Hi und so erstmal vorne weg,

ich habe den Auftrag für unsere Firma den Webauftritt etwas "aufzupolieren". Heißt, eigentlich das ganze Design umändern, sodass es übersichtlich, gut strukturiert und informativ ist. Nun weiß ich nicht wie ich an die Sache ran gehen soll...

erst dachte ich daran, das ich ein Joomla System dafür aufsetzen könnte, ist nicht das Problem, habe ich schon oft gemacht, allerdings hat der Webhost von der HP für uns kein MySQL freigeschaltet. Dort ein fertiges Template zu verwenden ist auch blöd wenn unten dann steht "© by XY" , ist dann halt nicht von uns... und das © wegmachen geht ja auch nicht...

Nun weiß ich ehrlich gesagt nicht wie ich sonst so ein Design erstellen kann, ein Freund von mir bot mir das Programm "Adobe Dreamweaver" an, damit könnte ich das wohl machen sagte er.

Ganz neu bin ich in HTML/PHP auch nicht, habe z.B. eine Kundendatenbank auf PHP/MySQL Basis komplett selbst entworfen mit schlichtem HTML Frame Design.

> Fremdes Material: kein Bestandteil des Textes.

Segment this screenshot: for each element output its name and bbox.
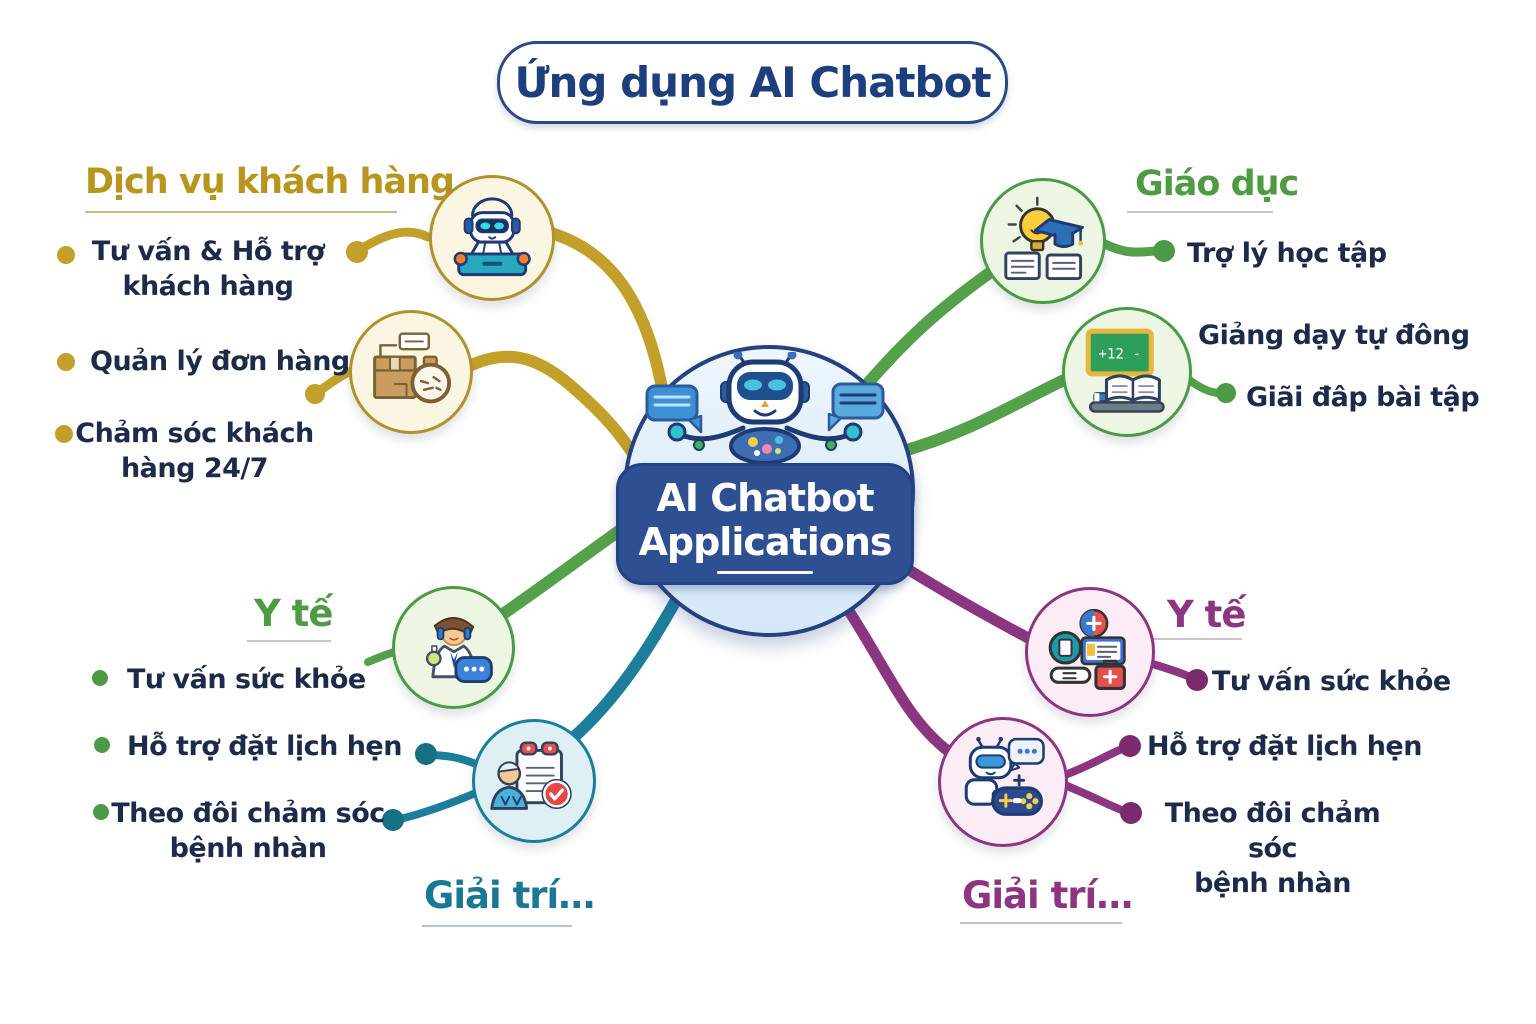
teal-link-dot xyxy=(382,809,404,831)
gold-link-dot xyxy=(305,384,325,404)
section-heading-health-left: Y tế xyxy=(254,592,333,635)
education-underline xyxy=(1127,211,1273,213)
chatbot-robot-icon xyxy=(645,352,885,465)
chalkboard-book-icon: +12 - xyxy=(1085,328,1165,413)
bullet-dot-gold xyxy=(55,425,73,443)
appointment-node xyxy=(472,719,596,843)
gold-connector-2 xyxy=(542,226,668,394)
doctor-chat-icon xyxy=(425,616,493,683)
title-banner: Ứng dụng AI Chatbot xyxy=(497,41,1008,124)
list-item: Quản lý đơn hàng xyxy=(90,346,350,377)
teal-connector-2 xyxy=(430,751,480,768)
gold-connector-4 xyxy=(459,350,638,458)
list-item: Tư vấn sức khỏe xyxy=(127,664,366,695)
customer-service-underline xyxy=(85,211,397,213)
entertainment-left-underline xyxy=(422,925,572,927)
list-item: Theo đôi chảm sóc bệnh nhàn xyxy=(111,798,385,865)
customer-service-node xyxy=(429,175,555,301)
order-management-node xyxy=(349,310,473,434)
bullet-dot-green xyxy=(92,670,108,686)
central-label-line2: Applications xyxy=(638,520,893,564)
bullet-dot-gold xyxy=(57,246,75,264)
purple-connector-5 xyxy=(1058,780,1128,815)
list-item: Trợ lý học tập xyxy=(1187,238,1387,269)
entertainment-right-underline xyxy=(960,922,1122,924)
list-item: Hỗ trợ đặt lịch hẹn xyxy=(1147,731,1422,762)
chalkboard-label: +12 - xyxy=(1098,347,1141,363)
list-item: Giãi đâp bài tập xyxy=(1246,382,1480,413)
bullet-dot-green xyxy=(93,804,109,820)
section-heading-education: Giáo dục xyxy=(1135,164,1299,204)
section-heading-entertainment-left: Giải trí… xyxy=(424,874,595,917)
page-title: Ứng dụng AI Chatbot xyxy=(514,58,991,107)
order-package-icon xyxy=(372,332,451,403)
green-link-dot xyxy=(1216,383,1236,403)
entertainment-node xyxy=(938,717,1068,847)
purple-link-dot xyxy=(1186,669,1208,691)
bullet-dot-gold xyxy=(57,353,75,371)
green-connector-3 xyxy=(894,374,1070,458)
bullet-dot-green xyxy=(94,737,110,753)
green-connector-6 xyxy=(364,648,398,666)
green-connector-5 xyxy=(497,517,636,620)
section-heading-entertainment-right: Giải trí… xyxy=(962,874,1133,917)
health-right-underline xyxy=(1150,638,1242,640)
purple-connector-3 xyxy=(839,599,954,757)
patient-record-icon xyxy=(489,741,572,810)
medical-kit-icon xyxy=(1048,609,1127,691)
teal-connector-1 xyxy=(567,596,681,744)
list-item: Theo đôi chảm sóc bệnh nhàn xyxy=(1164,798,1381,900)
education-node-1 xyxy=(980,178,1106,304)
health-right-node xyxy=(1025,587,1155,717)
robot-gaming-icon xyxy=(964,737,1045,817)
purple-link-dot xyxy=(1120,802,1142,824)
gold-connector-1 xyxy=(356,227,433,254)
section-heading-customer-service: Dịch vụ khách hàng xyxy=(85,162,455,202)
health-left-underline xyxy=(247,640,331,642)
purple-connector-4 xyxy=(1058,745,1126,780)
gold-link-dot xyxy=(346,241,368,263)
list-item: Hỗ trợ đặt lịch hẹn xyxy=(127,731,402,762)
list-item: Chảm sóc khách hàng 24/7 xyxy=(75,418,314,485)
list-item: Tư vấn sức khỏe xyxy=(1212,666,1451,697)
list-item: Tư vấn & Hỗ trợ khách hàng xyxy=(91,236,325,303)
section-heading-health-right: Y tế xyxy=(1167,593,1246,636)
idea-learning-icon xyxy=(1004,196,1084,280)
teal-connector-3 xyxy=(396,788,482,823)
central-label-line1: AI Chatbot xyxy=(656,476,875,520)
central-node-label: AI Chatbot Applications xyxy=(616,463,914,585)
health-left-node xyxy=(392,586,515,709)
list-item: Giảng dạy tự đông xyxy=(1198,320,1470,351)
teal-link-dot xyxy=(415,743,437,765)
central-label-underline xyxy=(717,571,813,574)
green-link-dot xyxy=(1153,240,1175,262)
support-robot-icon xyxy=(453,197,531,276)
education-node-2: +12 - xyxy=(1062,307,1192,437)
purple-link-dot xyxy=(1119,735,1141,757)
green-connector-1 xyxy=(856,268,994,396)
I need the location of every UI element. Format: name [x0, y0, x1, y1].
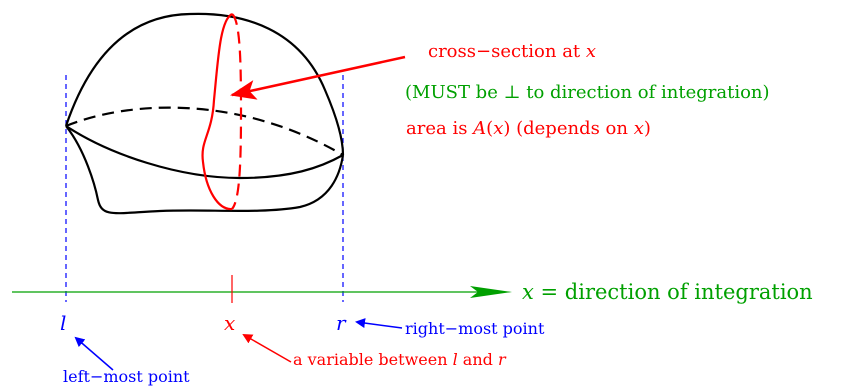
cross-section-back [231, 13, 243, 210]
axis-label: x = direction of integration [522, 280, 813, 304]
callout-arrow [230, 55, 406, 100]
callout-line1: cross−section at x [428, 41, 596, 62]
between-arrow [242, 334, 292, 363]
x-axis-arrowhead [470, 286, 512, 298]
right-mark-r: r [336, 311, 347, 335]
solid-bottom-curve [65, 125, 345, 215]
right-most-label: right−most point [405, 319, 545, 338]
right-most-arrow [355, 318, 403, 329]
solid-hidden-back [65, 106, 344, 156]
solid-front-curve [65, 125, 344, 180]
left-most-label: left−most point [63, 367, 190, 386]
solid-outline-top [64, 12, 345, 156]
left-most-arrow [74, 336, 114, 371]
left-mark-l: l [60, 311, 66, 335]
x-mark: x [224, 311, 235, 335]
callout-line3: area is A(x) (depends on x) [406, 118, 651, 139]
callout-line2: (MUST be ⊥ to direction of integration) [405, 82, 770, 103]
between-label: a variable between l and r [293, 350, 507, 369]
cross-section-front [201, 13, 233, 211]
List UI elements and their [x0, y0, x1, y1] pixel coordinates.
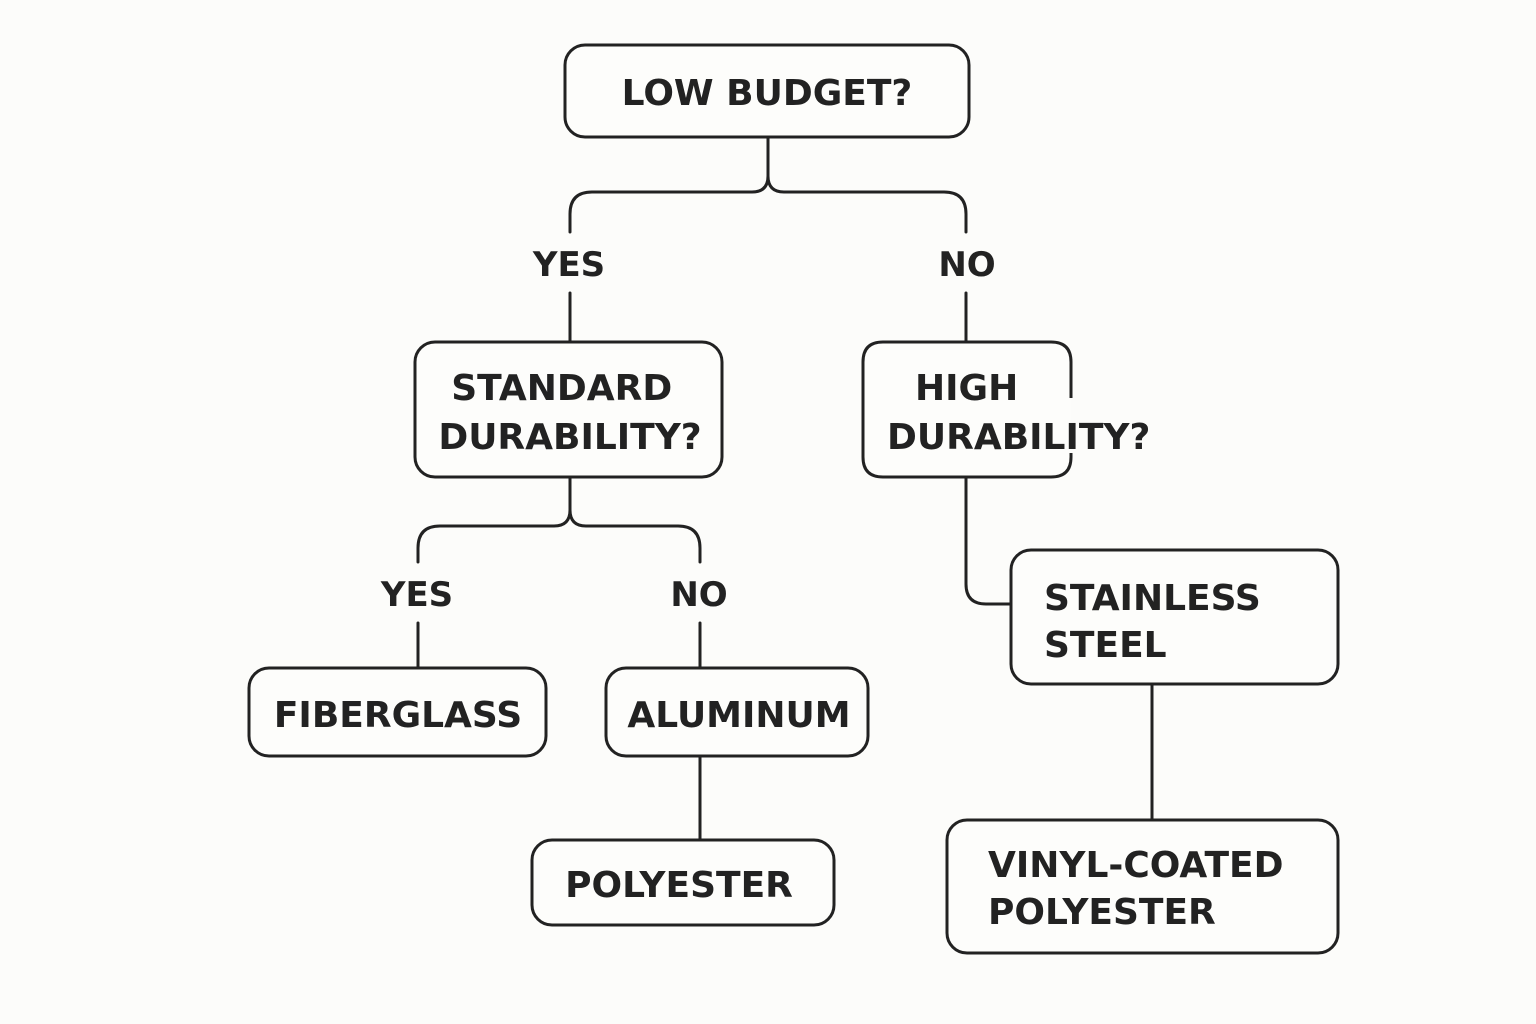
connectors [416, 136, 1154, 842]
node-fiberglass-box [247, 666, 548, 758]
node-high-durability-line-2: DURABILITY? [887, 417, 1150, 458]
branch-label-standard-yes: YES [380, 575, 453, 615]
node-standard-durability: STANDARD DURABILITY? [413, 340, 724, 479]
node-high-durability-line-1: HIGH [915, 368, 1018, 409]
connector-budget-to-yes [568, 174, 770, 234]
branch-label-budget-no: NO [938, 245, 995, 285]
node-aluminum-box [604, 666, 870, 758]
node-low-budget-label: LOW BUDGET? [622, 73, 913, 114]
node-standard-durability-line-2: DURABILITY? [438, 417, 701, 458]
node-high-durability: HIGH DURABILITY? [861, 340, 1150, 479]
node-polyester-box [530, 838, 836, 927]
node-vinyl-coated-polyester-box [945, 818, 1340, 955]
node-standard-durability-label: STANDARD DURABILITY? [438, 368, 701, 458]
node-polyester: POLYESTER [530, 838, 836, 927]
connector-standard-to-yes [416, 508, 572, 564]
node-high-durability-box [861, 340, 1073, 479]
connector-budget-to-no [766, 174, 968, 234]
node-standard-durability-box [413, 340, 724, 479]
node-vinyl-coated-polyester-label: VINYL-COATED POLYESTER [988, 845, 1296, 933]
node-polyester-label: POLYESTER [565, 865, 793, 906]
connector-high-to-stainless [964, 476, 1013, 606]
connector-standard-to-no [568, 508, 702, 564]
branch-label-budget-yes: YES [532, 245, 605, 285]
node-stainless-steel: STAINLESS STEEL [1009, 548, 1340, 686]
node-fiberglass: FIBERGLASS [247, 666, 548, 758]
node-high-durability-label: HIGH DURABILITY? [887, 368, 1150, 458]
node-stainless-steel-line-2: STEEL [1044, 625, 1167, 666]
branch-label-standard-no: NO [670, 575, 727, 615]
node-low-budget-box [563, 43, 971, 139]
node-aluminum-label: ALUMINUM [627, 695, 850, 736]
node-stainless-steel-box [1009, 548, 1340, 686]
node-low-budget: LOW BUDGET? [563, 43, 971, 139]
node-stainless-steel-label: STAINLESS STEEL [1044, 578, 1273, 666]
node-fiberglass-label: FIBERGLASS [274, 695, 522, 736]
node-standard-durability-line-1: STANDARD [451, 368, 672, 409]
node-vinyl-coated-polyester: VINYL-COATED POLYESTER [945, 818, 1340, 955]
node-vinyl-coated-polyester-line-1: VINYL-COATED [988, 845, 1284, 886]
node-stainless-steel-line-1: STAINLESS [1044, 578, 1261, 619]
node-aluminum: ALUMINUM [604, 666, 870, 758]
node-vinyl-coated-polyester-line-2: POLYESTER [988, 892, 1216, 933]
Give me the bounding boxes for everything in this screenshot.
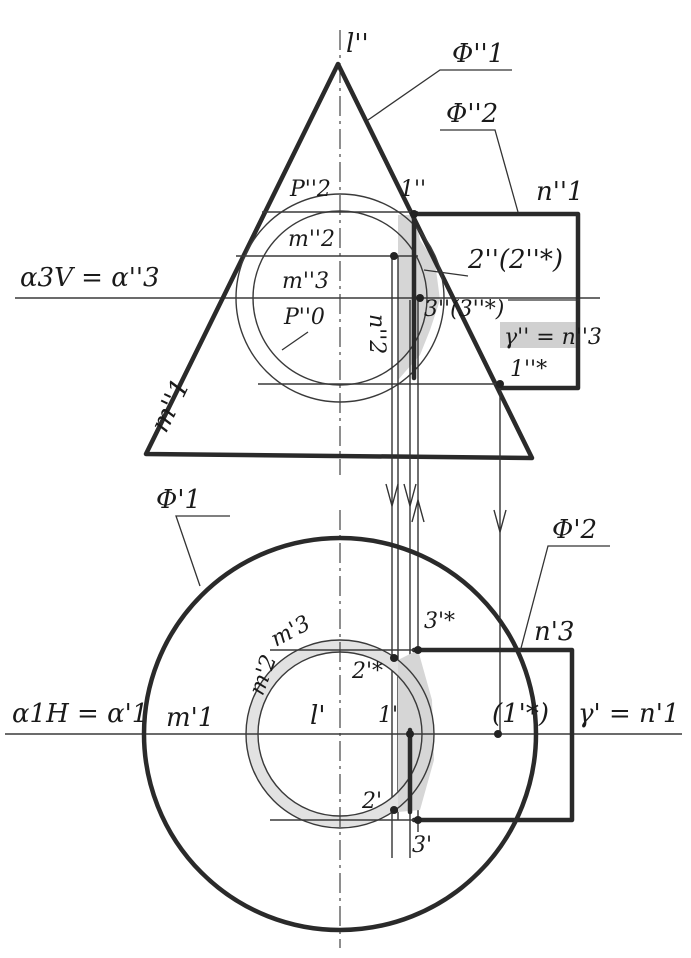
label-point1-top: 1' bbox=[378, 703, 398, 728]
sphere-front-inner bbox=[252, 210, 428, 386]
label-m2-top: m'2 bbox=[245, 652, 282, 699]
label-phi1-front: Φ''1 bbox=[452, 39, 504, 69]
label-point1star-front: 1''* bbox=[510, 357, 547, 382]
label-point3-top: 3' bbox=[412, 833, 432, 858]
cone-top-outline bbox=[141, 535, 539, 933]
top-inner-shade bbox=[398, 650, 434, 812]
p0-front-leader bbox=[281, 331, 309, 351]
point-3star-top-dot bbox=[414, 646, 422, 654]
arrow-down-2 bbox=[403, 483, 417, 509]
label-point3-front: 3''(3''*) bbox=[424, 297, 504, 322]
point-3-front-dot bbox=[416, 294, 424, 302]
label-l-front: l'' bbox=[346, 29, 369, 59]
prism-front-outline bbox=[411, 211, 581, 391]
label-gamma-top: γ' = n'1 bbox=[578, 699, 679, 729]
point-1-front-dot bbox=[410, 210, 418, 218]
label-alpha1: α1H = α'1 bbox=[12, 699, 148, 729]
label-n2-front: n''2 bbox=[364, 314, 389, 354]
point-3-top-dot bbox=[414, 816, 422, 824]
point-2star-top-dot bbox=[390, 654, 398, 662]
label-point2star-top: 2'* bbox=[351, 659, 383, 684]
point-2-top-dot bbox=[390, 806, 398, 814]
label-m1-top: m'1 bbox=[166, 703, 214, 733]
label-point1star-top: (1'*) bbox=[492, 699, 549, 729]
label-point2-top: 2' bbox=[361, 789, 382, 814]
label-m3-front: m''3 bbox=[282, 269, 329, 294]
arrow-down-1 bbox=[385, 483, 399, 509]
label-l-top: l' bbox=[310, 701, 325, 731]
label-p2-front: P''2 bbox=[289, 177, 331, 202]
sphere-top-inner bbox=[257, 651, 423, 817]
phi1-front-leader bbox=[367, 69, 512, 121]
phi2-front-leader bbox=[440, 129, 519, 213]
label-n1-front: n''1 bbox=[536, 177, 584, 207]
point-1star-top-dot bbox=[494, 730, 502, 738]
pt2-front-leader bbox=[423, 269, 469, 277]
label-phi2-top: Φ'2 bbox=[552, 515, 597, 545]
cone-front-outline bbox=[143, 61, 535, 461]
label-point2-front: 2''(2''*) bbox=[467, 245, 563, 275]
phi1-top-leader bbox=[175, 515, 230, 587]
arrow-up-1 bbox=[411, 497, 425, 523]
phi2-top-leader bbox=[519, 545, 610, 653]
gamma-front-shade bbox=[500, 322, 576, 348]
label-phi1-top: Φ'1 bbox=[156, 485, 201, 515]
point-1-top-dot bbox=[406, 730, 414, 738]
label-m1-front: m''1 bbox=[145, 374, 196, 437]
label-n3-top: n'3 bbox=[534, 617, 574, 647]
sphere-front-outer bbox=[235, 193, 445, 403]
sphere-top-outer bbox=[245, 639, 435, 829]
label-m2-front: m''2 bbox=[288, 227, 335, 252]
point-1star-front-dot bbox=[496, 380, 504, 388]
point-2-front-dot bbox=[390, 252, 398, 260]
label-p0-front: P''0 bbox=[283, 305, 325, 330]
label-gamma-front: γ'' = n''3 bbox=[504, 325, 602, 350]
label-point3star-top: 3'* bbox=[424, 609, 455, 634]
prism-top-outline bbox=[411, 647, 575, 823]
arrow-down-3 bbox=[493, 509, 507, 535]
label-point1-front: 1'' bbox=[400, 177, 426, 202]
label-alpha3: α3V = α''3 bbox=[20, 263, 160, 293]
label-phi2-front: Φ''2 bbox=[446, 99, 498, 129]
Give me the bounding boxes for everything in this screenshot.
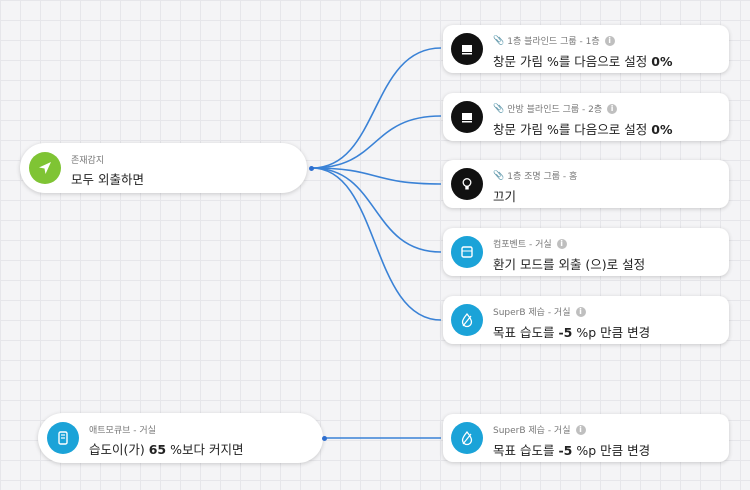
- action-icon: [451, 33, 483, 65]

Hat jemand von euch eine gute Idee wie ich ein Design für unsere HP entwerfen kann? Wichtig ist mir das es wirklich zum größten Teil selbst gemacht ist.

EDIT:
Wie sieht es eigentlich mit Material für das Design aus? Darf ich rechtlich, als Beispiel dieses Bild verwenden, um es z.B. leicht Transparent in den Banner oder sonst wo einzuarbeiten?


----------



## kalterjava (4. Mai 2011)

Hi,

schau dir doch mal die Tutorials hier im HTML und CSS-Bereich an. Dort findest du dann auch schon fertige Layouts (ohne Design). Da gibt es viel mit Hilfe von Google zu finden.
Bzgl. deiner Frage wg. dem Bild. Ich würde es def. nicht nehmen! Nimm doch eine Kamera und "fotografiere" dir diese Collage einfach nach (Zeitung auf den Tisch, Kuli dazu, fertig ). Da reicht auch eine Handy-Cam.
Oder unter pixelio.de gibt es z.T. für deine Zwecke kostenlose Bilder (Beschreibung und Lizenzbedingungen sind bei jedem Bild anders - also aufpassen)


----------



## Alfons2 (4. Mai 2011)

Okay vielen dank erstmal, die fertigen Layouts schaue ich mir mal an und bastel damit etwas. Falls ich weitere Fragen oder Probleme habe, melde ich mich

Ja das habe ich mir schon gedacht mit dem Bild, war auch nur Beispiel um meine Anliegen zu verdeutlichen.


----------



## Martin Schaefer (4. Mai 2011)

Alfons, sei mir nicht bös, aber wenn du den Auftritt deines Arbeitgebers aufpolieren sollst, dann tust du das am Besten indem du es nicht machst. Nimm das bitte nicht persönlich, du bist sicher ein netter Kerl und hast erstaunliche berufliche und handwerkliche Stärken ... in anderen Gebieten.
Aber Design im Sinne von Gestaltung dürfte nicht in deinen Bereich fallen, sonst würden sich diese Fragen gar nicht stellen.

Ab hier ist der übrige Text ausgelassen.